I tried running Kinopiko's example, except I increased the number of iterations by a factor of 100.
test.c:
#include <stdio.h>
int main ()
{
int i;
for (i = 0; i < 1000000; i++) {
printf ("%d\n", i);
}
return 0;
}
Then I took 10 stackshots (under VC, but you can use pstack).
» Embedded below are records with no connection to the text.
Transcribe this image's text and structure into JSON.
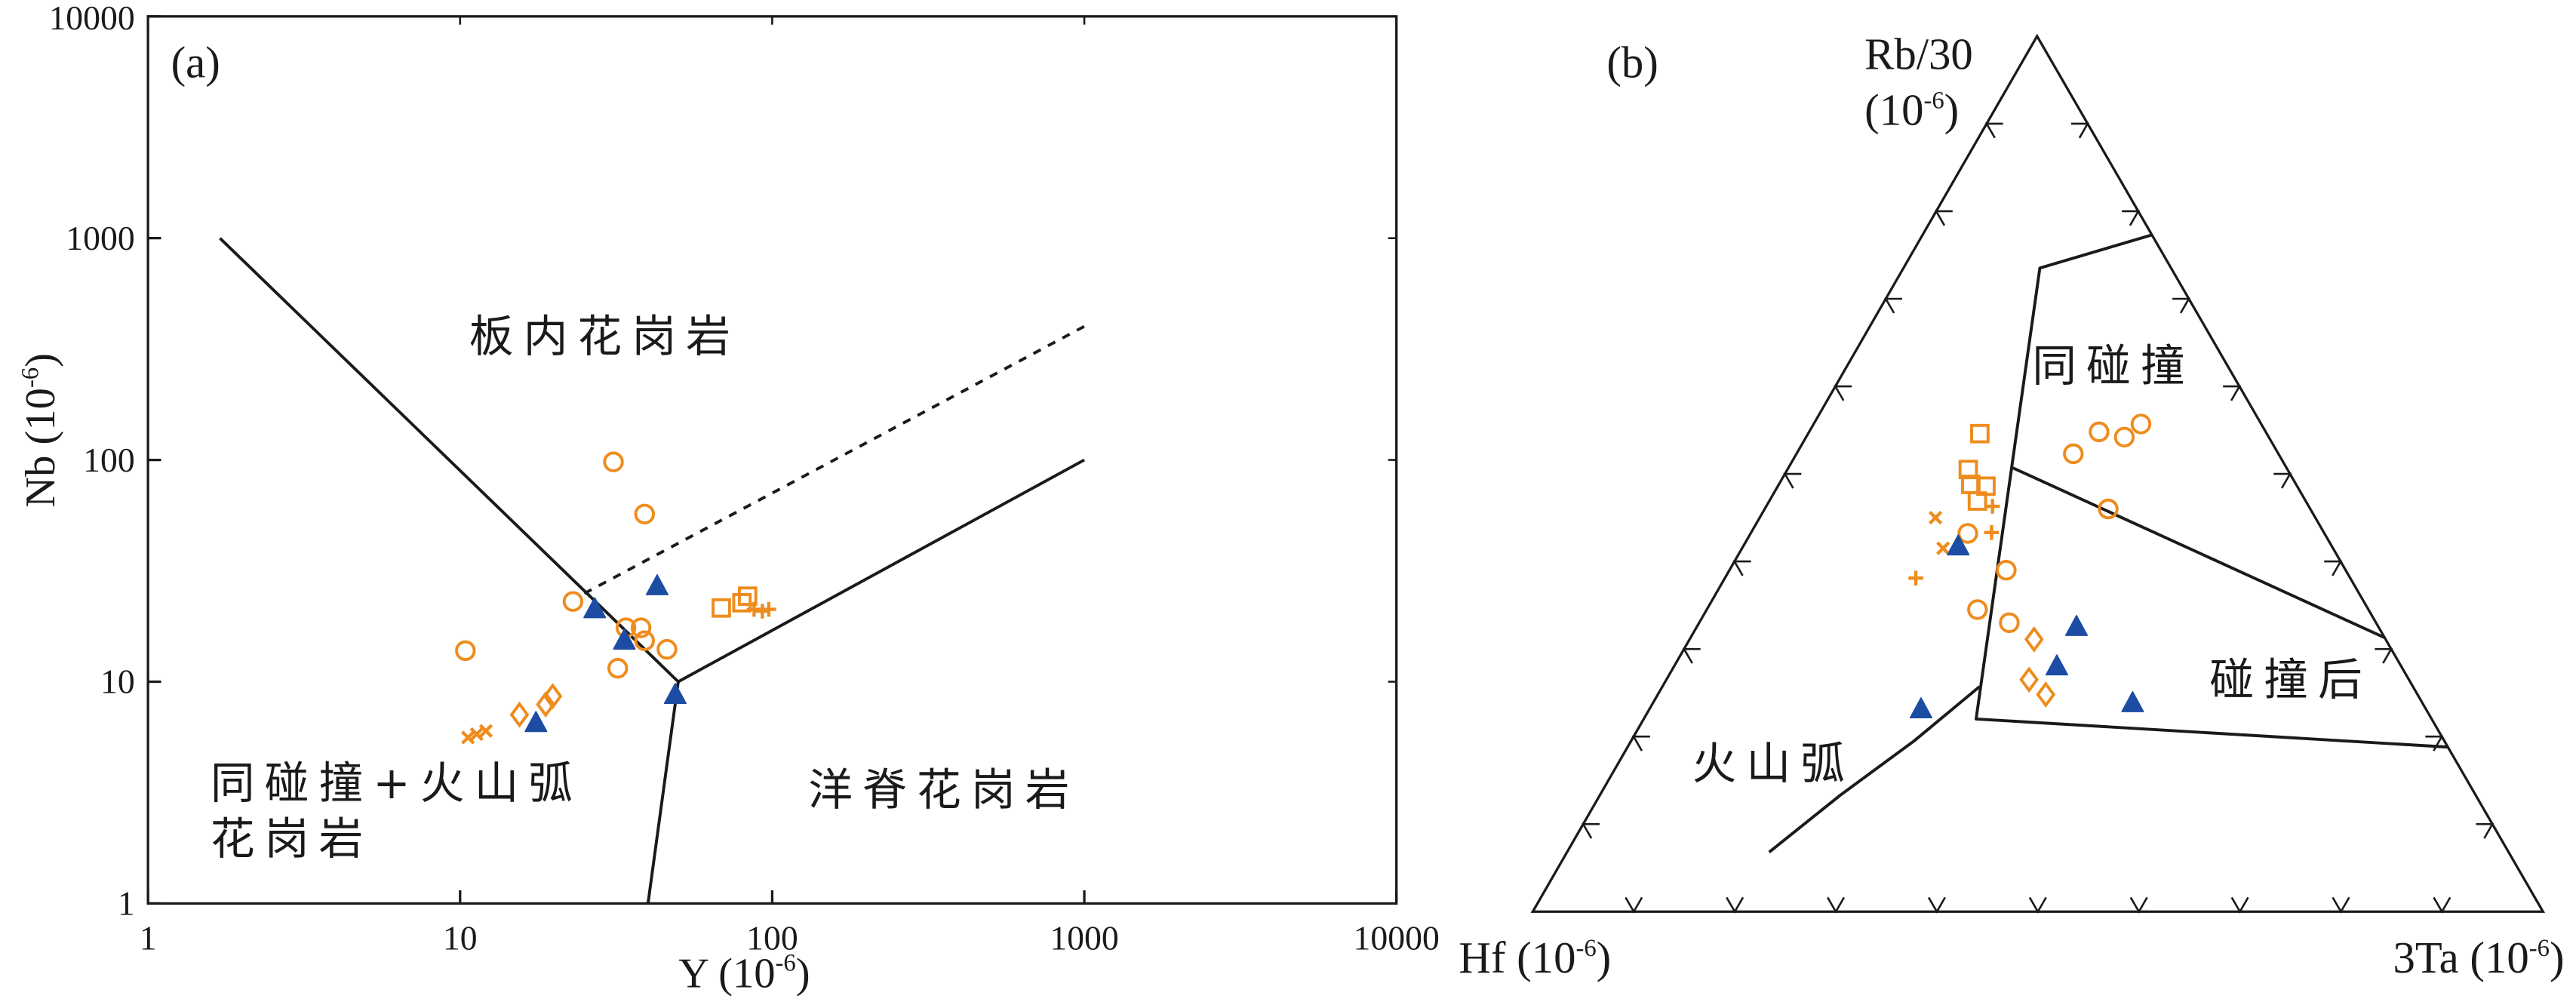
{
  "chart_data": [
    {
      "type": "scatter",
      "panel_label": "(a)",
      "xlabel": {
        "text": "Y (10",
        "sup": "-6",
        "end": ")"
      },
      "ylabel": {
        "text": "Nb (10",
        "sup": "-6",
        "end": ")"
      },
      "xscale": "log",
      "yscale": "log",
      "xlim": [
        1,
        10000
      ],
      "ylim": [
        1,
        10000
      ],
      "xticks": [
        "1",
        "10",
        "100",
        "1000",
        "10000"
      ],
      "yticks": [
        "1",
        "10",
        "100",
        "1000",
        "10000"
      ],
      "grid": false,
      "fields": [
        {
          "lines": [
            "板内花岗岩"
          ]
        },
        {
          "lines": [
            "同碰撞+火山弧",
            "花岗岩"
          ]
        },
        {
          "lines": [
            "洋脊花岗岩"
          ]
        }
      ],
      "boundaries": [
        {
          "style": "solid",
          "points": [
            [
              1.7,
              1000
            ],
            [
              50,
              10
            ]
          ]
        },
        {
          "style": "solid",
          "points": [
            [
              50,
              10
            ],
            [
              1000,
              100
            ]
          ]
        },
        {
          "style": "solid",
          "points": [
            [
              50,
              10
            ],
            [
              40,
              1
            ]
          ]
        },
        {
          "style": "dashed",
          "points": [
            [
              25,
              25
            ],
            [
              1000,
              400
            ]
          ]
        }
      ],
      "series": [
        {
          "marker": "circle",
          "color": "#ee8c1d",
          "points": [
            [
              10.4,
              13.8
            ],
            [
              31,
              98
            ],
            [
              39,
              57
            ],
            [
              23,
              23
            ],
            [
              34,
              17.5
            ],
            [
              38,
              17.5
            ],
            [
              39,
              15.3
            ],
            [
              46,
              14
            ],
            [
              32,
              11.5
            ]
          ]
        },
        {
          "marker": "diamond",
          "color": "#ee8c1d",
          "points": [
            [
              15.5,
              7.1
            ],
            [
              18.8,
              7.9
            ],
            [
              19.8,
              8.6
            ]
          ]
        },
        {
          "marker": "x",
          "color": "#ee8c1d",
          "points": [
            [
              10.6,
              5.6
            ],
            [
              11.3,
              5.8
            ],
            [
              12.1,
              6.0
            ]
          ]
        },
        {
          "marker": "square",
          "color": "#ee8c1d",
          "points": [
            [
              68.7,
              21.5
            ],
            [
              80,
              22.7
            ],
            [
              83.4,
              24.3
            ]
          ]
        },
        {
          "marker": "plus",
          "color": "#ee8c1d",
          "points": [
            [
              87.5,
              21.2
            ],
            [
              93,
              20.8
            ],
            [
              97.5,
              21.2
            ]
          ]
        },
        {
          "marker": "triangle",
          "color": "#1c4da3",
          "points": [
            [
              27,
              21.2
            ],
            [
              42.8,
              26.9
            ],
            [
              33.6,
              15.3
            ],
            [
              17.5,
              6.5
            ],
            [
              48.9,
              8.7
            ]
          ]
        }
      ]
    },
    {
      "type": "ternary",
      "panel_label": "(b)",
      "apex": {
        "top": {
          "text": "Rb/30",
          "unit": "(10",
          "sup": "-6",
          "end": ")"
        },
        "left": {
          "text": "Hf (10",
          "sup": "-6",
          "end": ")"
        },
        "right": {
          "text": "3Ta (10",
          "sup": "-6",
          "end": ")"
        }
      },
      "fields": [
        "同碰撞",
        "碰撞后",
        "火山弧"
      ],
      "boundaries": [
        {
          "style": "solid",
          "points": [
            {
              "Rb/30": 77.3,
              "Hf": 0,
              "3Ta": 22.7
            },
            {
              "Rb/30": 73.5,
              "Hf": 13.0,
              "3Ta": 13.5
            },
            {
              "Rb/30": 22.0,
              "Hf": 45.1,
              "3Ta": 32.9
            },
            {
              "Rb/30": 18.8,
              "Hf": 0,
              "3Ta": 81.2
            }
          ]
        },
        {
          "style": "solid",
          "points": [
            {
              "Rb/30": 50.7,
              "Hf": 27.1,
              "3Ta": 22.2
            },
            {
              "Rb/30": 31.3,
              "Hf": 0,
              "3Ta": 68.7
            }
          ]
        },
        {
          "style": "solid",
          "points": [
            {
              "Rb/30": 6.8,
              "Hf": 73.2,
              "3Ta": 20.0
            },
            {
              "Rb/30": 13.3,
              "Hf": 62.9,
              "3Ta": 23.8
            },
            {
              "Rb/30": 19.5,
              "Hf": 52.5,
              "3Ta": 28.0
            },
            {
              "Rb/30": 25.7,
              "Hf": 42.9,
              "3Ta": 31.4
            }
          ]
        }
      ],
      "series": [
        {
          "marker": "square",
          "color": "#ee8c1d",
          "points": [
            {
              "Rb/30": 54.6,
              "Hf": 28.4,
              "3Ta": 17.0
            },
            {
              "Rb/30": 50.5,
              "Hf": 31.6,
              "3Ta": 17.9
            },
            {
              "Rb/30": 48.8,
              "Hf": 32.2,
              "3Ta": 19.0
            },
            {
              "Rb/30": 48.6,
              "Hf": 30.8,
              "3Ta": 20.6
            },
            {
              "Rb/30": 46.9,
              "Hf": 32.5,
              "3Ta": 20.6
            }
          ]
        },
        {
          "marker": "x",
          "color": "#ee8c1d",
          "points": [
            {
              "Rb/30": 45.0,
              "Hf": 37.6,
              "3Ta": 17.4
            },
            {
              "Rb/30": 41.5,
              "Hf": 38.6,
              "3Ta": 19.9
            }
          ]
        },
        {
          "marker": "plus",
          "color": "#ee8c1d",
          "points": [
            {
              "Rb/30": 46.3,
              "Hf": 31.3,
              "3Ta": 22.4
            },
            {
              "Rb/30": 43.3,
              "Hf": 32.9,
              "3Ta": 23.8
            },
            {
              "Rb/30": 38.1,
              "Hf": 43.0,
              "3Ta": 18.9
            }
          ]
        },
        {
          "marker": "circle",
          "color": "#ee8c1d",
          "points": [
            {
              "Rb/30": 52.3,
              "Hf": 20.3,
              "3Ta": 27.4
            },
            {
              "Rb/30": 54.8,
              "Hf": 16.5,
              "3Ta": 28.7
            },
            {
              "Rb/30": 54.2,
              "Hf": 14.3,
              "3Ta": 31.5
            },
            {
              "Rb/30": 55.7,
              "Hf": 11.9,
              "3Ta": 32.4
            },
            {
              "Rb/30": 46.0,
              "Hf": 20.0,
              "3Ta": 34.0
            },
            {
              "Rb/30": 43.2,
              "Hf": 35.3,
              "3Ta": 21.5
            },
            {
              "Rb/30": 39.0,
              "Hf": 33.6,
              "3Ta": 27.4
            },
            {
              "Rb/30": 34.5,
              "Hf": 38.7,
              "3Ta": 26.8
            },
            {
              "Rb/30": 33.0,
              "Hf": 36.3,
              "3Ta": 30.7
            }
          ]
        },
        {
          "marker": "diamond",
          "color": "#ee8c1d",
          "points": [
            {
              "Rb/30": 31.1,
              "Hf": 34.8,
              "3Ta": 34.1
            },
            {
              "Rb/30": 26.5,
              "Hf": 37.6,
              "3Ta": 35.9
            },
            {
              "Rb/30": 24.8,
              "Hf": 36.8,
              "3Ta": 38.4
            }
          ]
        },
        {
          "marker": "triangle",
          "color": "#1c4da3",
          "points": [
            {
              "Rb/30": 41.7,
              "Hf": 37.0,
              "3Ta": 21.3
            },
            {
              "Rb/30": 32.5,
              "Hf": 29.9,
              "3Ta": 37.6
            },
            {
              "Rb/30": 28.0,
              "Hf": 34.1,
              "3Ta": 37.9
            },
            {
              "Rb/30": 23.1,
              "Hf": 50.0,
              "3Ta": 26.9
            },
            {
              "Rb/30": 23.8,
              "Hf": 28.7,
              "3Ta": 47.5
            }
          ]
        }
      ]
    }
  ]
}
Here are the stackshots:
9 copies of this stack:
NTDLL! 7c90e514()
KERNEL32! 7c81cbfe()
KERNEL32! 7c81cc75()
KERNEL32! 7c81cc89()
_write() line 168 + 57 bytes
_flush() line 162 + 23 bytes
_ftbuf() line 171 + 9 bytes
printf() line 62 + 14 bytes
main() line 7 + 14 bytes
mainCRTStartup() line 206 + 25 bytes
KERNEL32! 7c817077()
1 copy of this stack:
KERNEL32! 7c81cb96()
KERNEL32! 7c81cc75()
KERNEL32! 7c81cc89()
_write() line 168 + 57 bytes
_flush() line 162 + 23 bytes
_ftbuf() line 171 + 9 bytes
printf() line 62 + 14 bytes
main() line 7 + 14 bytes
mainCRTStartup() line 206 + 25 bytes
KERNEL32! 7c817077()
In case it isn't obvious, this tells you that:
mainCRTStartup() line 206 + 25 bytes Cost ~100% of the time
main() line 7 + 14 bytes Cost ~100% of the time
printf() line 62 + 14 bytes Cost ~100% of the time
_ftbuf() line 171 + 9 bytes Cost ~100% of the time
_flush() line 162 + 23 bytes Cost ~100% of the time
_write() line 168 + 57 bytes Cost ~100% of the time
In a nutshell, the program spends ~100% of it's time flushing to disk (or console) the output buffer as part of the printf on line 7.
(What I mean by "Cost of a line" is - it is the fraction of total time spent at the request of that line, and that's roughly the fraction of samples that contain it.
If that line could be made to take no time, such as by removing it, skipping over it, or passing its work off to an infinitely fast coprocessor, that time fraction is how much the total time would shrink. So if the execution of any of these lines of code could be avoided, time would shrink by somewhere in the range of 95% to 100%. If you were to ask "What about recursion?", the answer is It Makes No Difference.)
Now, maybe you want to know something else, like how much time is spent in the loop, for example. To find that out, remove the printf because it's hogging all the time. Maybe you want to know what % of time is spent purely in CPU time, not in system calls. To get that, just throw away any stackshots that don't end in your code.
The point I'm trying to make is if you're looking for things you can fix to make the code run faster, the data gprof gives you, even if you understand it, is almost useless. By comparison, if there is some of your code that is causing more wall-clock time to be spent than you would like, stackshots will pinpoint it.